Section 292:30 Revival of Charter.
   I. Any corporation whose charter has been repealed, revoked and annulled pursuant to this subdivision may at any time procure a revival of its certificate of incorporation, together with all the rights, franchises, privileges and immunities and subject to all of its duties, debts and liabilities which have been secured or imposed by its original charter and all amendments thereto; provided, that if the corporation name is no longer available under the terms of RSA 292:3, the corporation shall file with its revival an amendment changing its name or a consent to use its original name.
   II. The revival of the charter may be procured by filing a certificate of revival in the office of the secretary of state, which certificate is signed under oath and under penalties of perjury by an officer of the corporation and which certificate states:
      (a) The name of the corporation, which shall be the name it bore when its certificate of incorporation expired;
      (b) The address at which the business of the corporation is to be carried on;
      (c) The names and addresses of all the officers and directors or governing board of the corporation;
      (d) That the corporation desiring to be revived and so reviving its charter was organized under the laws of this state;
      (e) The facts as may show that the charter has been forfeited pursuant to this subdivision;
      (f) That the certificate is filed by authority of those who were directors or members of the governing body of the corporation at the time its charter was repealed, revoked and annulled, or who were elected directors or members of the governing body of the corporation as provided in paragraph VI of this section;
      (g) [Repealed.]
   III. Upon the filing of the certificate of revival, the corporation shall be revived with the same force and effect as if its charter had not been forfeited pursuant to this subdivision. Such reinstatement shall validate all contracts, acts, matters and things made, done and performed within the scope of its charter by the corporation, its officers and agents during the time when its charter was forfeited pursuant to this subdivision, with the same force and effect and to all intents and purposes as if the charter had at all times remained in full force and effect, except as provided in paragraph IX. All real and personal property, rights and credits, which belonged to the corporation at the time its charter became forfeited pursuant to this subdivision and which were not disposed of prior to the time of its revival shall be vested in the corporation after its revival as fully and amply as they were held by the corporation at and before the time its charter became forfeited pursuant to this subdivision; and the corporation after its revival shall be as exclusively liable for all contracts, acts, matters and things made, done or performed in its name and on its behalf by its officers and agents prior to its reinstatement, as if its charter had at all times remained in full force and effect.

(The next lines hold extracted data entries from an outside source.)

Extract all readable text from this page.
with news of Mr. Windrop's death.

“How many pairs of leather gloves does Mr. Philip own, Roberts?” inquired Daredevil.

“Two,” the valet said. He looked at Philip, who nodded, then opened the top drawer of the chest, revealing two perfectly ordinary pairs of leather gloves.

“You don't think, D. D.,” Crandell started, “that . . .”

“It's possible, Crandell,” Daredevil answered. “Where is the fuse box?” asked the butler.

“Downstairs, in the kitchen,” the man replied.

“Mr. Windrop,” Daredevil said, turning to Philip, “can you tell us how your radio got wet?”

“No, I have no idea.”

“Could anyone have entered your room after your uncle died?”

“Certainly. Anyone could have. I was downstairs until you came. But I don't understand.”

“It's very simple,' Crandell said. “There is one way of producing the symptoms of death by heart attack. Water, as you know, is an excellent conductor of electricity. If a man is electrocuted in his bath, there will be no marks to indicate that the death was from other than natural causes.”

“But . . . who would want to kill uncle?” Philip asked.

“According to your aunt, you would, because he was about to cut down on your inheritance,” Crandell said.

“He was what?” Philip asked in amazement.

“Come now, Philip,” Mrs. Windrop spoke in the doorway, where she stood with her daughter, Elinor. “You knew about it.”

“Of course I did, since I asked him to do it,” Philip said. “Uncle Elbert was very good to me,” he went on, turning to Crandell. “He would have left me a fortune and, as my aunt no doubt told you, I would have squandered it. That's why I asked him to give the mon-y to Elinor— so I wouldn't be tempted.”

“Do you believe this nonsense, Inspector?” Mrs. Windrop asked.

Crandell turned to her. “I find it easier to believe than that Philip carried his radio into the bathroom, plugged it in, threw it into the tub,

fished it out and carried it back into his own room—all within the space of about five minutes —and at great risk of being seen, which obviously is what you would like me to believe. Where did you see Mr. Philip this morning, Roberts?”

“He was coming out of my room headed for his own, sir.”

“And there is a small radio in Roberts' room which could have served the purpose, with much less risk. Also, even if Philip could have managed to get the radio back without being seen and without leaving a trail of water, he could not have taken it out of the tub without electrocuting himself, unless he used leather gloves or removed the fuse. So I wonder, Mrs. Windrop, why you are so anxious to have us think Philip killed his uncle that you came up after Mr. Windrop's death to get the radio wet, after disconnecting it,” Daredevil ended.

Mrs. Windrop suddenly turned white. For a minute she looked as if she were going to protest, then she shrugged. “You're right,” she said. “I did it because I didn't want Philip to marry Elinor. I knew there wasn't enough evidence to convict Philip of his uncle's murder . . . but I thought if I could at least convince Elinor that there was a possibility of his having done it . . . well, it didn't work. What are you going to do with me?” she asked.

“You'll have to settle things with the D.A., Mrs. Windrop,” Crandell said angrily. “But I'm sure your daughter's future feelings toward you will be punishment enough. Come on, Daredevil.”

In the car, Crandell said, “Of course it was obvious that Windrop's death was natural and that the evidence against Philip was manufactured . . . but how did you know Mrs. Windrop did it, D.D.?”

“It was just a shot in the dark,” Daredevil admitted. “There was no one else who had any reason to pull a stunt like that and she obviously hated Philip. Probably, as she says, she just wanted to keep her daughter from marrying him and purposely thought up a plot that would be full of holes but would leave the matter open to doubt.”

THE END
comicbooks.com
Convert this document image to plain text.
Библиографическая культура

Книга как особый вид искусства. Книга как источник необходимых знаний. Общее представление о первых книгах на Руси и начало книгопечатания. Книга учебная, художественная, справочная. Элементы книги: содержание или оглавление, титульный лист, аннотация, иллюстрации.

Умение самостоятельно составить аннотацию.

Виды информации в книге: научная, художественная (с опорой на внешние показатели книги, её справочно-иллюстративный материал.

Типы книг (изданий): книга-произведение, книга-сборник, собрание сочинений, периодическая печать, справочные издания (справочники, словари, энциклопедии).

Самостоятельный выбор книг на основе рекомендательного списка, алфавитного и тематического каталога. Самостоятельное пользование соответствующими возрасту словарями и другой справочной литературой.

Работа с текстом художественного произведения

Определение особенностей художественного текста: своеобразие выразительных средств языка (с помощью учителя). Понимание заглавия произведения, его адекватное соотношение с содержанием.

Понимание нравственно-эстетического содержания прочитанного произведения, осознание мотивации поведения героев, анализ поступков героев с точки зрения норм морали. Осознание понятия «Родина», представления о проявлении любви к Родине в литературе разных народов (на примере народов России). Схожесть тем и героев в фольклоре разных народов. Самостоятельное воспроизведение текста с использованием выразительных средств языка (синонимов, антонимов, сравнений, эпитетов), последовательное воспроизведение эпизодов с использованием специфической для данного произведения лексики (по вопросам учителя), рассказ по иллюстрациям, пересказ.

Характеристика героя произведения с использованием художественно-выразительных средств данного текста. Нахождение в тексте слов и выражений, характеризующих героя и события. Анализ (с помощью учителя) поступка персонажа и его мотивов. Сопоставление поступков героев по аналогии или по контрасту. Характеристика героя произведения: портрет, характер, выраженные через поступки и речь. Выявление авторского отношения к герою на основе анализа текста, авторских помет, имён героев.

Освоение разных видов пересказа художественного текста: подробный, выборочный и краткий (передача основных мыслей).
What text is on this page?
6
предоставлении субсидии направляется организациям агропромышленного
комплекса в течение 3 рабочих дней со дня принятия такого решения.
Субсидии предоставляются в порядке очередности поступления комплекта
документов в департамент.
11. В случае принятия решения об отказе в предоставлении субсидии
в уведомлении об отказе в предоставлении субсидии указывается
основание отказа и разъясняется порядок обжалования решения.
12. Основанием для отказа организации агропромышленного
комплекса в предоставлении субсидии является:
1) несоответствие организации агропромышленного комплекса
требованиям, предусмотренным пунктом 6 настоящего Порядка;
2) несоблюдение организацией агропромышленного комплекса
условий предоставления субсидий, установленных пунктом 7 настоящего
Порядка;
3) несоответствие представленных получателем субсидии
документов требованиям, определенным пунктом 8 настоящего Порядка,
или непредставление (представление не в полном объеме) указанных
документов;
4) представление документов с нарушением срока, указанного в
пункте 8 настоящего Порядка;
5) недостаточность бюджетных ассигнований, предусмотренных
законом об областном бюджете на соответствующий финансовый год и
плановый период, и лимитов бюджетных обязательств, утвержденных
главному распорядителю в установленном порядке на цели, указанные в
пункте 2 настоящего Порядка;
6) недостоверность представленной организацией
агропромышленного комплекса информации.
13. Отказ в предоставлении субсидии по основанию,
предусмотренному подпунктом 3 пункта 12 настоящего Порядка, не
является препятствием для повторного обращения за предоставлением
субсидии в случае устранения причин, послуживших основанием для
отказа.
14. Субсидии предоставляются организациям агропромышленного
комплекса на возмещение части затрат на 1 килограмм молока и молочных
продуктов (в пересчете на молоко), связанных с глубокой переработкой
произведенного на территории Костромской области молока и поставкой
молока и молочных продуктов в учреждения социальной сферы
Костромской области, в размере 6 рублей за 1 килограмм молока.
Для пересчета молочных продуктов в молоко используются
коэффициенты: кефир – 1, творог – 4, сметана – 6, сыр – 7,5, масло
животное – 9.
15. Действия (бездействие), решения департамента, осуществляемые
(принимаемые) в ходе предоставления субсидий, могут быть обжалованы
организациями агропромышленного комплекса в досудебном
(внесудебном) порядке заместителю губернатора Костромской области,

   IV. Any corporation seeking to revive its charter under the provisions of this chapter shall pay to the secretary of state a sum equal to all fees in arrears and due at the time its charter became forfeited pursuant to this subdivision plus a fee of $50.
   V. If a sufficient number of the last acting officers of any corporation desiring to revive its charter are not available by reason of death or unknown address, the directors of the corporation or those remaining on the board, even if only one, may elect successors to such officers. In any case where there shall be no directors of the corporation available for the purposes aforesaid, the stockholders may elect a full board of directors as provided by the bylaws of the corporation and shall then elect such officers as are provided by law, by the certificate of incorporation or by the bylaws to carry on the business and affairs of the corporation. A special meeting of the stockholders for the purposes of electing directors may be called by any officer, director or stockholder upon notice, which notice shall state the date, place and time of the meeting and the purpose thereof.
   VI. After a revival of the charter of the corporation shall have been effected (except where a special meeting of stockholders has been called in accordance with the provisions of paragraph V), the officers who signed the certificate of revival shall, jointly, forthwith call a special meeting of the stockholders of the corporation upon written notice, which notice shall state the date, place and time of the meeting and the purpose thereof. At the special meeting the stockholders shall elect a full board of directors, which board shall then elect such officers as are provided by law, by the charter or by the bylaws to carry on the business and affairs of the corporation.
   VII. For the purpose of this section, the term ""director'' includes the governing body of a corporation which has no board of directors and the term ""stockholder'' includes members of a corporation entitled to vote for members of the corporation's governing body.
   VIII. If the secretary of state is not satisfied that a certificate of revival is authorized by the directors or stockholders of a corporation as required by this section, he may decline to accept the certificate and the revival shall not occur.
   IX. Revival of a charter under this section shall not be construed to influence any pending actions or otherwise affect any liabilities or interfere with any course of action against such corporation for the period during which the charter was repealed or revoked.
Source. 1978, 21:1. 1988, 93:8, 9. 1991, 7:7, 8, 11, eff. April 16, 1991.